The roundtable discussions pushed the conversation further. Each group went at their own pace - some started with specific implementation questions, others with broader doubts about where to begin at all.
A few themes surfaced consistently across the tables:
– Leadership behavior shapes everything. Experimentation only moves fast when teams feel the permission to get things wrong - and that permission starts at the CEO level. When leaders are open about what they’re trying, what failed, and what they’re learning, the whole organization moves differently. When they pretend everything is figured out, no one below them takes the risk of trying.
– AI should help people do more, not replace them. That distinction matters - and it needs to be shaped at the very beginning, before any implementation decision is made. It is not about a single process or automation. It is about how the whole business thinks about the technology.
– Knowing your business in detail is not optional. Starting with AI without a clear understanding of your own operations is a short path to poor results. The technology can only perform as well as the thinking behind it.

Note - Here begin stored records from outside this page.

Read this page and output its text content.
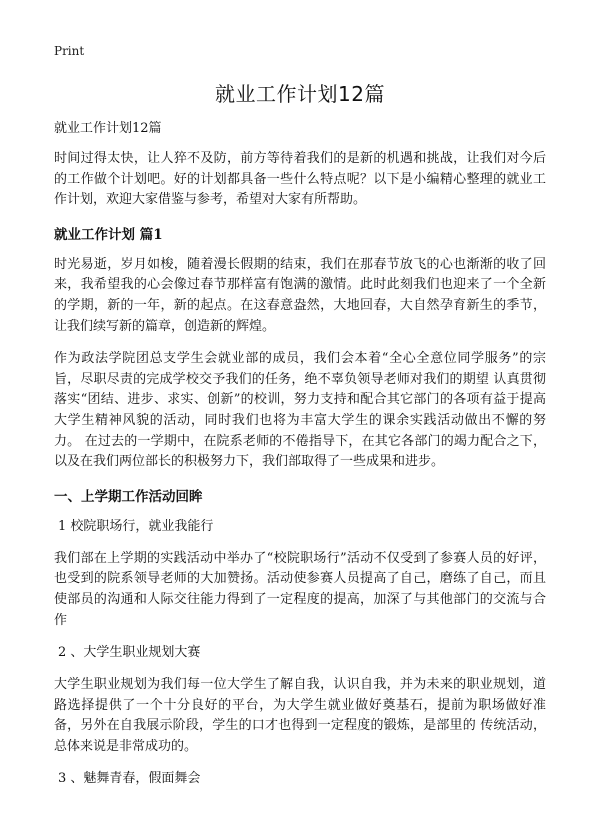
Print
就业工作计划12篇
就业工作计划12篇

时间过得太快，让人猝不及防，前方等待着我们的是新的机遇和挑战，让我们对今后的工作做个计划吧。好的计划都具备一些什么特点呢？以下是小编精心整理的就业工作计划，欢迎大家借鉴与参考，希望对大家有所帮助。

就业工作计划 篇1

时光易逝，岁月如梭，随着漫长假期的结束，我们在那春节放飞的心也渐渐的收了回来，我希望我的心会像过春节那样富有饱满的激情。此时此刻我们也迎来了一个全新的学期，新的一年，新的起点。在这春意盎然，大地回春，大自然孕育新生的季节，让我们续写新的篇章，创造新的辉煌。

作为政法学院团总支学生会就业部的成员，我们会本着“全心全意位同学服务”的宗旨，尽职尽责的完成学校交予我们的任务，绝不辜负领导老师对我们的期望 认真贯彻落实“团结、进步、求实、创新”的校训，努力支持和配合其它部门的各项有益于提高大学生精神风貌的活动，同时我们也将为丰富大学生的课余实践活动做出不懈的努力。 在过去的一学期中，在院系老师的不倦指导下，在其它各部门的竭力配合之下，以及在我们两位部长的积极努力下，我们部取得了一些成果和进步。

一、上学期工作活动回眸
1 校院职场行，就业我能行

我们部在上学期的实践活动中举办了“校院职场行”活动不仅受到了参赛人员的好评，也受到的院系领导老师的大加赞扬。活动使参赛人员提高了自己，磨练了自己，而且使部员的沟通和人际交往能力得到了一定程度的提高，加深了与其他部门的交流与合作

2 、大学生职业规划大赛

大学生职业规划为我们每一位大学生了解自我，认识自我，并为未来的职业规划，道路选择提供了一个十分良好的平台，为大学生就业做好奠基石，提前为职场做好准备，另外在自我展示阶段，学生的口才也得到一定程度的锻炼，是部里的 传统活动，总体来说是非常成功的。

3 、魅舞青春，假面舞会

– AI is still early. The honest answer, shared by practitioners and CEOs alike, is that everyone is still figuring this out. Staying open - asking questions, running small experiments, adjusting is not a weakness. It is the only approach that actually works right now.
At CEOmoments, this is exactly the kind of conversation we build for. Not polished summaries of what worked but the full picture, shared openly. Because when leaders are honest about the journey, everyone in the room moves forward faster. That’s how the standard rises - together.